What a difference a year can make.
On May 30, 2008, seven people from the sunken fishing charter boat "Fin Seekers" were plucked from the chilling waters of Lake Michigan by men and women of the U.S. Coast Guard Station at Kenosha.
On Saturday, members of both groups sat down for lunch.
"Glad you could make it, captain," Jim Emma said to the Fin Seekers' former owner Jason Lee. "You were bleeding pretty good the last time I saw you."
A weather anomaly known as a wake low ambushed the 39-foot pleasure boat in the 45-degree waters of Lake Michigan off Waukegan.
The engine compartment flooded in the 14- to 16-foot waves stirred by 65 mph winds, the cabin's windshield shattered into Lee's face as he valiantly hung on to the helm and all aboard had donned life jackets.
And then the boat stood straight up on its stern in the water.
"Once the window blew out, I was pretty well convinced we were going down," Lee said. "So I told everyone to get into the water as I put out one last mayday with our coordinates, but we were all just washed out as it went vertical."
At the Coast Guard station just a few miles away, Petty Officer Matt Collins of Tampa, Fla., was surprised to hear the distress call from Lee because the weather in Kenosha was "gorgeous."
Collins said he and his crew broke for a 25-foot rescue craft, but once it was learned there were seven people to be rescued he decided to take a 41-foot boat instead.
It was a decision that probably saved the lives of all involved.
"Once we got out into the weather, I knew we never would have made it in the 25-footer," Collins said. "The waves were lifting us 15 or 20 feet, slamming us down, then picking us right back up again."
An HC-65 Dolphin helicopter located the group in the water and lifted five of them out of the clutches of Davy Jones' Locker, while Collins and his crew rescued Lee, another passenger and the Coast Guard rescue swimmer who had jumped from the helicopter to coordinate the operation.
All aboard the Fin Seekers were suffering from hypothermia, and Lee had his cuts from the windshield, but they all survived.
The group was aboard the boat for the annual company trip for Emma's Nova Communications in Geneva, and it was Emma who provided the food for his heroes Saturday.
He also brought bright orange T-shirts emblazoned "Lake Michigan 7" on the front and "Coast Guard #1" on the back for the survivors.
"No question that these guys saved our lives," Emma said. "The least I could do was buy them lunch."

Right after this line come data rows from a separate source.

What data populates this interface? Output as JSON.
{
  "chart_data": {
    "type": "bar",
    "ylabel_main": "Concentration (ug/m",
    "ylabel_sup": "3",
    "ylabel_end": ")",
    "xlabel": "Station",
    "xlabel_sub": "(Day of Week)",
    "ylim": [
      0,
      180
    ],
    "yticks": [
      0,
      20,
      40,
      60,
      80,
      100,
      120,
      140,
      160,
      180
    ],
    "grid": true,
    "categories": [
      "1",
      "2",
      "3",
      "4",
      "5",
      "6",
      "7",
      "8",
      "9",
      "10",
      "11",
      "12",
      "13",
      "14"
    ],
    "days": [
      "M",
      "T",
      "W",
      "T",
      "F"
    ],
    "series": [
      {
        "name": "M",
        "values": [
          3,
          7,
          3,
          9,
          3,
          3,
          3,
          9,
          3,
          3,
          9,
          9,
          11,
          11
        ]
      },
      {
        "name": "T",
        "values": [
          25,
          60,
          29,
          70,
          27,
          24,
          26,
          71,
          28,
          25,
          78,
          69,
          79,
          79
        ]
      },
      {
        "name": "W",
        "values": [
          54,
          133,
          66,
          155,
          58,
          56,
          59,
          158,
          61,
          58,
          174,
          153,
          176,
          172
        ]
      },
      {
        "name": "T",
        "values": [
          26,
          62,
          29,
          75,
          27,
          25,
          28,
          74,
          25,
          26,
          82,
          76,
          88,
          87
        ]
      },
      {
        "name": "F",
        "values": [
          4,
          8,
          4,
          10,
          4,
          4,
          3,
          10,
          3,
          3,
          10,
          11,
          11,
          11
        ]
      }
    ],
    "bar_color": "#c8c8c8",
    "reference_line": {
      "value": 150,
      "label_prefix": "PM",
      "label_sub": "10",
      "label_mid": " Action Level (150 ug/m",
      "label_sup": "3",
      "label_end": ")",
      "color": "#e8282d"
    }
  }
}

Such a harrowing experience changes lives, and Emma said he has not been on a boat on Lake Michigan since and feels "no need to go back."
Lee quit the charter boat business and now splits his time between managing a care center for senior citizens in Decatur and doing missionary work in the Philippines.
He said he has been back on the lake just once since his boat sunk, on a diving boat to recover whatever they could of the wreckage.
"We got some fishing poles and some other stuff," Lee said. "We were also able to find my Bible, which I never thought I was going to see again."
Lee may have given up the seagoing life, but he still knows a good captain when he sees one.
"You had a look of concern on your face, but you were definitely in control," he told Collins. "You were shouting orders, making sure everybody knew what to do, and I knew just by looking at you that we were going to be all right."